Ayudia Larasati, gadis cantik yang sudah berkali - kali gagal mendapatkan pekerjaan itu, memilih pindah ke desa tempat kelahiran ibunya setelah mendapatkan kabar kalau di sana sedang ada banyak lowongan pekerjaan dengan posisi yang lumayan.
Selain itu, alasan lain kepindahannya adalah karena ingin menghindari mantan kekasihnya yang toxic dan playing victim.

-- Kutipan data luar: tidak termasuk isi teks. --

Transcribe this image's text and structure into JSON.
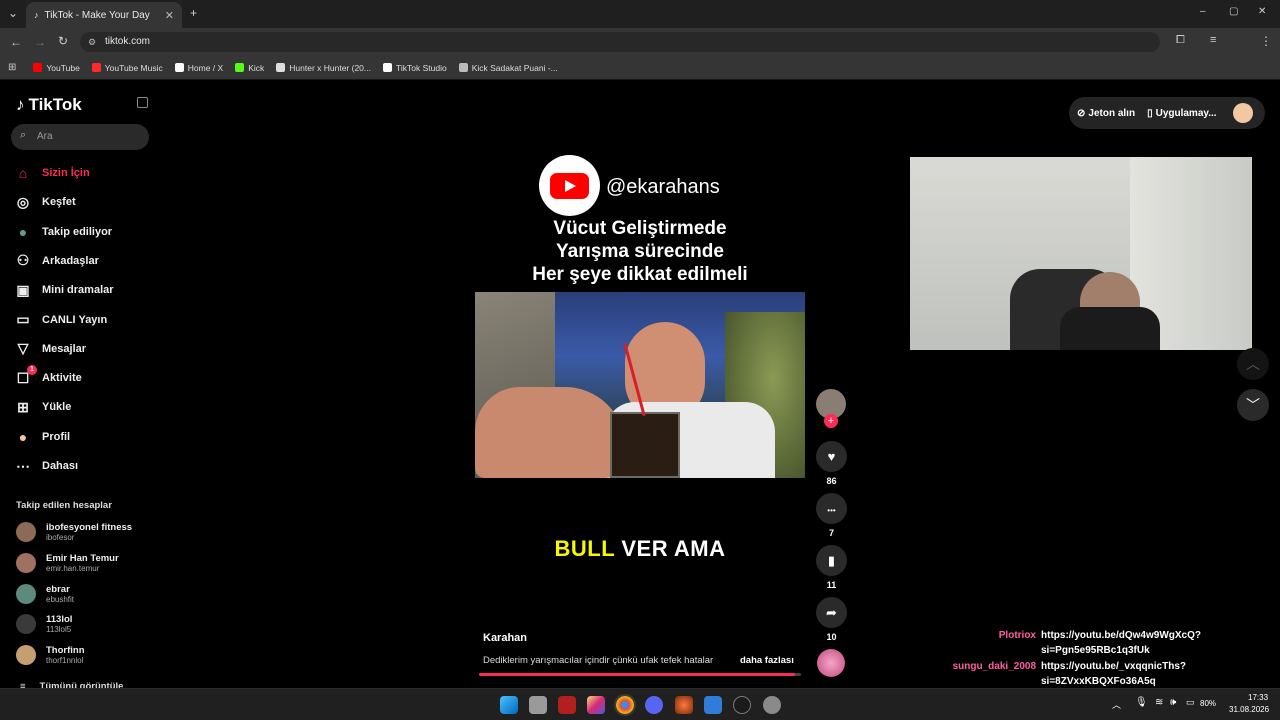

Di sana, ia bertemu dengan seorang pria yang delapan tahun lebih tua darinya bernama Dimas Aryaseno. Pria tampan yang terkenal sebagai pangeran desa. Parasnya memang tampan, namun ia adalah orang yang cukup dingin dan pendiam pada lawan jenis, hingga di kira ia adalah pria 'belok'.

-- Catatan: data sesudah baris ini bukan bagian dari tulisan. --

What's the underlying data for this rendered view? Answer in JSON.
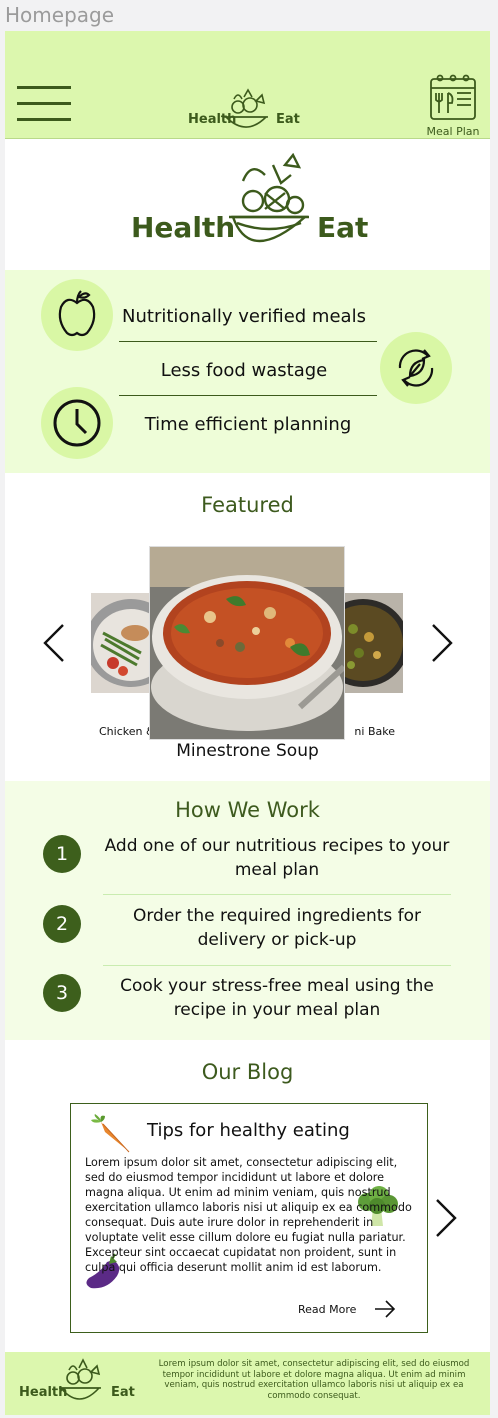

Rumah nenek Laras yang bersebelahan dengan rumah Dimas, membuat mereka cukup sering berinteraksi hingga hubungan mereka pun semakin dekat
Karya ini diterbitkan atas izin NovelToon Fernanda Syafira, isi konten hanyalah pandangan pribadi pembuatnya, tidak mewakili NovelToon sendiri
16. Aku, Kamu dan Dia
Laras hanya terdiam saat Gus Farid menyampaikan permintaannya. Ia berfikir keras, bukan hal mudah untuk menerima permintaan Gus pujaan para gadis di desa mereka.
"Maaf, Gus...." Lirih Laras yang menunduk.
Hanya kata - kata itu yang keluar dari mulutnya karna ia tak tau harus bicara apa lagi.
"Gak apa - apa kalau kamu belum siap, Ras, saya ngerti." Ujar Gus Farid dengan tenang.
Laras lalu mendongak melihat ke arah pria yang duduk tak jauh darinya. Wajah teduhnya kini sedang tersenyum pada Laras.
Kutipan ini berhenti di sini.